The main areas of concern when enforcing the Stark Law is to prevent a physician from referring patients to a hospital when there is a financial relationship between the physician and hospital, or between the hospital and an immediate family member of the physician, according to the NIH’s Stark Law reference page. These relationships can be an investment interest in the hospital.
As the DOJ notes in its official complaint against Erlanger, “Compensation for personal services above the fair market value of those services can suggest that the compensation is really for referrals.”
The complaint also cites a 2019 3rd Circuit Court ruling that noted, “Anyone would wonder why the hospital would pay so much if it were not taking into account the doctor’s referrals for other services.”

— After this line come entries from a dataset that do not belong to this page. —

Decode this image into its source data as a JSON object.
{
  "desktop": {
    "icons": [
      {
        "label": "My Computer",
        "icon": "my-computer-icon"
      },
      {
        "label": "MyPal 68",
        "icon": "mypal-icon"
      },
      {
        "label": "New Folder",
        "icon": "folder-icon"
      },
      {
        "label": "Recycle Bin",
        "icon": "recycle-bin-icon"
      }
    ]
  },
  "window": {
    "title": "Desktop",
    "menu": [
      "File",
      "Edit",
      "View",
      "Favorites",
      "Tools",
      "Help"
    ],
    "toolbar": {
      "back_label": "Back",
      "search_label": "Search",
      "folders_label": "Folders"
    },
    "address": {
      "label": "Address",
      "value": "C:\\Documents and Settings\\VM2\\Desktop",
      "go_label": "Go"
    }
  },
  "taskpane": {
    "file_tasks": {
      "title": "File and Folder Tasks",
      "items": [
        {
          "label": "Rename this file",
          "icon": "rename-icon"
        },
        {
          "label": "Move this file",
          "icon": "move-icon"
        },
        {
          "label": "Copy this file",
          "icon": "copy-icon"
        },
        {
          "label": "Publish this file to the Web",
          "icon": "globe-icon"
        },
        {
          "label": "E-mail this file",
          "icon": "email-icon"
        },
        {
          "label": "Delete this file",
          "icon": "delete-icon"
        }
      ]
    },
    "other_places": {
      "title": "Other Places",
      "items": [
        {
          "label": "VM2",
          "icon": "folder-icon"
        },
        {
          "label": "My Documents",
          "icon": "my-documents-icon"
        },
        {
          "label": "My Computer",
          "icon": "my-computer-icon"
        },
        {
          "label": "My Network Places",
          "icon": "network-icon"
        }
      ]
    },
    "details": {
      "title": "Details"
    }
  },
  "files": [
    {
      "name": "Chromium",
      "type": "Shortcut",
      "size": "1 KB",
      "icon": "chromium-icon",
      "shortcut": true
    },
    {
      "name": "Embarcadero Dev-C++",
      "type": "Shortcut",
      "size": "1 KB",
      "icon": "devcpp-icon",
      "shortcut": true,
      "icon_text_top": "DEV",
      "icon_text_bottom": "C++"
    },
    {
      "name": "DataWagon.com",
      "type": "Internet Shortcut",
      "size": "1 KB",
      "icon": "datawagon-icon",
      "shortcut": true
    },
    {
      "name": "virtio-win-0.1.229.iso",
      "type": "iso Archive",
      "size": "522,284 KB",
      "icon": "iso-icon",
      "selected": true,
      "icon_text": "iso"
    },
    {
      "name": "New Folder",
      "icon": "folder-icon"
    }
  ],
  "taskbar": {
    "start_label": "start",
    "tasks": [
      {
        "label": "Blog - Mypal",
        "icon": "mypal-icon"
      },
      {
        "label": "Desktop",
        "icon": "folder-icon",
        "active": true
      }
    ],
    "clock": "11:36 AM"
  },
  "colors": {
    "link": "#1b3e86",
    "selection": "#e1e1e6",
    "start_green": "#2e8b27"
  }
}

If a physician is a bona fide employee of the hospital, they must be hired for identifiable services, and the remuneration amount must be consistent with the fair market value of the services. Payment to the physician cannot consider, directly or indirectly, the volume or value of referrals from the physician.
“Improper financial relationships between hospitals and physicians threaten the integrity of clinical decision-making and can influence the type and amount of health care that is provided to patients,”

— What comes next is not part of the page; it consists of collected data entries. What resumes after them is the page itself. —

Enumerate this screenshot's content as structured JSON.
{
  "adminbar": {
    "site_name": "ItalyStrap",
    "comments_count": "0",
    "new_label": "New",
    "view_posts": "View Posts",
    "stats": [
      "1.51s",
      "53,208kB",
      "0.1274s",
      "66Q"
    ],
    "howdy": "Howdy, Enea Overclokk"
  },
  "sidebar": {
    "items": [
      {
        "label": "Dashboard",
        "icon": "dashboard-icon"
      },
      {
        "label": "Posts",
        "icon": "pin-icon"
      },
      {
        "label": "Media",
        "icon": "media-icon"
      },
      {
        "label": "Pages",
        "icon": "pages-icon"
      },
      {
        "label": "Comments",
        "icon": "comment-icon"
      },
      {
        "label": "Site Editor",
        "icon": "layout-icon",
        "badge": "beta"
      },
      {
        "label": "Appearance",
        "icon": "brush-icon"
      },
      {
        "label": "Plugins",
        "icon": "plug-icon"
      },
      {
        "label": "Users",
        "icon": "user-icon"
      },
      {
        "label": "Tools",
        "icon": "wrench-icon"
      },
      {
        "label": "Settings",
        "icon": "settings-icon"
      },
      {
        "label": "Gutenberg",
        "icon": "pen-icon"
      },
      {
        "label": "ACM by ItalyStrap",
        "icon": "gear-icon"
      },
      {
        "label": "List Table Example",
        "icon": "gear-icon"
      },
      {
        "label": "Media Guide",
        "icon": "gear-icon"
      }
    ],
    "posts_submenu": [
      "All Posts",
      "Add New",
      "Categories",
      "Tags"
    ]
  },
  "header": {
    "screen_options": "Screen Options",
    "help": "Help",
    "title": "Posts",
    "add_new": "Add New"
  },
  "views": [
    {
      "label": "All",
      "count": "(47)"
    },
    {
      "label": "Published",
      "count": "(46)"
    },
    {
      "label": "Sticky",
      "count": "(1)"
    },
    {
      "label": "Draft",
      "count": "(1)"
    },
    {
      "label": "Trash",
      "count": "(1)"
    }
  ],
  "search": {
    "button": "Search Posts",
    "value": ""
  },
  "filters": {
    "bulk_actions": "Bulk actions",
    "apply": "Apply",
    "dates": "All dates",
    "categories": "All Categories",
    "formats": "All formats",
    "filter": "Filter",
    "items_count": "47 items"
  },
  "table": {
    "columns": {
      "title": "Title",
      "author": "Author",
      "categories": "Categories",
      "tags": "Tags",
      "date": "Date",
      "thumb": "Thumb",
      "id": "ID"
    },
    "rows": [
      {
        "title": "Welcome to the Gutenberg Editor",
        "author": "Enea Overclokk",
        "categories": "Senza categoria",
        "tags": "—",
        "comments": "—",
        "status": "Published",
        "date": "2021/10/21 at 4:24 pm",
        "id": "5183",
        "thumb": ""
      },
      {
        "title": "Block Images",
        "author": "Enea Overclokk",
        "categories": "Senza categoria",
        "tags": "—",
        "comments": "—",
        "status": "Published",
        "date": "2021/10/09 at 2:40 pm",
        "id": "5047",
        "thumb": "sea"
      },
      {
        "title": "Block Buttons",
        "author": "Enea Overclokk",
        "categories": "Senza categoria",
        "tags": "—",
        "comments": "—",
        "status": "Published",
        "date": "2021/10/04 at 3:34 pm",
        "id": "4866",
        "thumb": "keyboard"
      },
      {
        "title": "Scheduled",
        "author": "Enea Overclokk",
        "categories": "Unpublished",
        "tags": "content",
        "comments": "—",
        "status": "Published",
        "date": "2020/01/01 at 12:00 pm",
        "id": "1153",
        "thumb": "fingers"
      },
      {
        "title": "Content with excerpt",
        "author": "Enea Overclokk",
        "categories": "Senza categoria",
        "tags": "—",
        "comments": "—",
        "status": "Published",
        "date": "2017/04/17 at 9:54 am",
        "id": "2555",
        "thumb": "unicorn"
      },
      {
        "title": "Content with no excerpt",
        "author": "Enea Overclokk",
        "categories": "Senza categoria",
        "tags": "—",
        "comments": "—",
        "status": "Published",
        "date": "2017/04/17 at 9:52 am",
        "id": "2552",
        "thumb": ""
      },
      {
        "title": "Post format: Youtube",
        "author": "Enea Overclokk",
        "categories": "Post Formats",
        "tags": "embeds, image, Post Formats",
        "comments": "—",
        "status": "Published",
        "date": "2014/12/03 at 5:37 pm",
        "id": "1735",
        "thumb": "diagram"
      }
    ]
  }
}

Principal Deputy Assistant Attorney General Brian M. Boynton said in the U.S. Attorney’s press release.
Boynton, who leads DOJ’s Civil Division, said his department “is committed to ensuring that physicians’ treatment decisions are based on the needs of their patients and not their own financial interests.”
U.S. Attorney Dena J. King, of the Western District of North Carolina, said the government alleges Erlanger “compromised Stark Law compliance to boost its financial standing, knowingly overpaying physicians whose practices generated profits for the hospital.”
The DOJ presents four principal claims in its complaint against Erlanger.
The first two relate to violations of the False Claims Act. The government is seeking triple damages and civil penalties. The DOJ alleges Erlanger “presented materially false or fraudulent claims for payment or approval to the United States, including claims to the Medicare Program for reimbursement of designated health services rendered to patients” who were referred to Erlanger’s employed physicians, which violates the Stark Law.
DOJ further contends that Erlanger presented the claims “with actual knowledge of their falsity, or with reckless disregard or deliberate ignorance of whether or not they were false. This included knowingly using false records.
The third count is for “unjust enrichment,” based on the government’s position that Erlanger received payments it was not entitled to. The DOJ asks the court to determine that amount and require the defendant to repay it.
The fourth count asserts the government is owed any payments it made “under the mistaken belief that defendants were entitled to receive payment for such claims, which were not eligible for payment.” The government seeks reimbursement of all such payments made in error.
In addition to those claims, the DOJ asks the court to require Erlanger to pay all “pre-and post-judgment interest, costs, and such other relief as the court may deem appropriate.”